Ein Angebot des medienhaus nord
Ein Artikel der Redaktion NNN

Rostock Ärzte ohne Schweigepflicht

Von Matthias Bannert | 09.03.2009, 10:20 Uhr

Seit diesem Semester müssen Studenten an der Wirtschafts- und Sozialwissenschaftlichen Fakultät ein gesondertes Formular bei Krankheit während einer Klausur ausfüllen. Der Student entbindet den Arzt von der Schweigepflicht - und der Mediziner muss dem Prüfungsamt die Symp tome nennen. Bei Ärzten und Studenten stößt diese Regelung auf Unmut.

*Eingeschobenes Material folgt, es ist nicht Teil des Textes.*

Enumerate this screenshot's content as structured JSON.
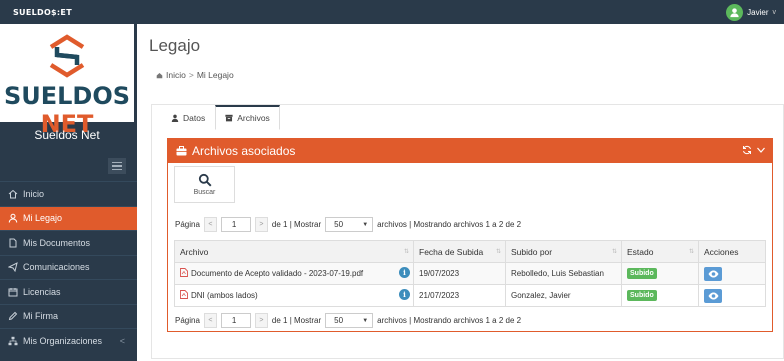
{
  "topbar": {
    "brand": "SUELDO$:ET",
    "user_name": "Javier",
    "caret": "v"
  },
  "sidebar": {
    "logo_word1": "SUELDOS",
    "logo_word2": "NET",
    "title": "Sueldos Net",
    "items": [
      {
        "label": "Inicio",
        "icon": "home-icon"
      },
      {
        "label": "Mi Legajo",
        "icon": "user-icon",
        "active": true
      },
      {
        "label": "Mis Documentos",
        "icon": "file-icon"
      },
      {
        "label": "Comunicaciones",
        "icon": "paper-plane-icon"
      },
      {
        "label": "Licencias",
        "icon": "calendar-icon"
      },
      {
        "label": "Mi Firma",
        "icon": "pen-icon"
      },
      {
        "label": "Mis Organizaciones",
        "icon": "sitemap-icon",
        "arrow": "<"
      }
    ]
  },
  "page": {
    "title": "Legajo",
    "breadcrumb": {
      "home": "Inicio",
      "sep": ">",
      "current": "Mi Legajo"
    }
  },
  "tabs": [
    {
      "label": "Datos",
      "icon": "user-icon"
    },
    {
      "label": "Archivos",
      "icon": "archive-icon",
      "active": true
    }
  ],
  "box": {
    "title": "Archivos asociados",
    "search_label": "Buscar",
    "pager": {
      "page_label": "Página",
      "prev": "<",
      "next": ">",
      "page_value": "1",
      "of_text": "de 1 | Mostrar",
      "page_size": "50",
      "summary": "archivos | Mostrando archivos 1 a 2 de 2"
    },
    "columns": [
      "Archivo",
      "Fecha de Subida",
      "Subido por",
      "Estado",
      "Acciones"
    ],
    "rows": [
      {
        "archivo": "Documento de Acepto validado - 2023-07-19.pdf",
        "fecha": "19/07/2023",
        "subido_por": "Rebolledo, Luis Sebastian",
        "estado": "Subido"
      },
      {
        "archivo": "DNI (ambos lados)",
        "fecha": "21/07/2023",
        "subido_por": "Gonzalez, Javier",
        "estado": "Subido"
      }
    ]
  },
  "colors": {
    "accent": "#e05b2c",
    "dark": "#2a3a4a",
    "success": "#5cb85c",
    "info": "#3c8dbc"
  }
}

Rote Zettel an den Pinnwänden der Wirtschafts- und Sozialwissenschaftlichen Fakultät weisen auf die neuen Krankschreibungsregelungen hin. Dort heißt es: "Studenten sind auf Grund ihrer Mitwirkungspflicht grundsätzlich dazu verpflichtet, zur Feststellung ihrer Prüfungsunfähigkeit ihre Beschwerden offen zu legen." Erforderlichenfalls sei der behandelnde Arzt von der Schweigepflicht zu entbinden. Das geschieht mittels eines Formulars, das der Arzt bei seiner Untersuchung ausfüllen muss. Auf diesem werden die Symptome aufgelistet, nach denen die Fakultät über die Prüfungsunfähigkeit entscheidet. "Es ist fraglich, ob diese Regelung noch durch die Prüfungsordnung gedeckt ist", sagt Rechtsanwalt Dr. Karl-Heinz Moritz, der auch für die Ärztevereinigung Marburger Bund tätig ist. Dort heißt es nämlich: "Bei Krankheit des Kandidaten kann die Vorlage eines ärztlichen Attestes und in Zweifelsfällen eines amtsärztlichen Attestes verlangt werden." Laut Moritz gebe es damit ein "geregeltes und brauchbares Verfahren". Wenn ein Student zu einer Klausur krank wird, muss er ein ärztliches Attest vorlegen. Bestehen Zweifel, muss ein Amtsarzt herbeigezogen werden. "Es wird der Eindruck erweckt, die neue Regelung ergebe sich aus der Prüfungsordnung", kritisiert der Anwalt, der auf dem Gebiet der Medizin tätig ist. Laut der Erläuterungen auf dem neuen Formular ist es künftig nicht mehr Aufgabe des Arztes, über die Prüfungsunfähigkeit zu entscheiden. "Die Beantwortung der Rechtsfrage, ob die nachgewiesene gesundheitliche Beeinträchtigung den Abbruch der Prüfung oder den Rücktritt von der Prüfung rechtfertigen kann, ist vielmehr letztlich und in eigener Verantwortung von der Prüfungsbehörde zu entscheiden", heißt es.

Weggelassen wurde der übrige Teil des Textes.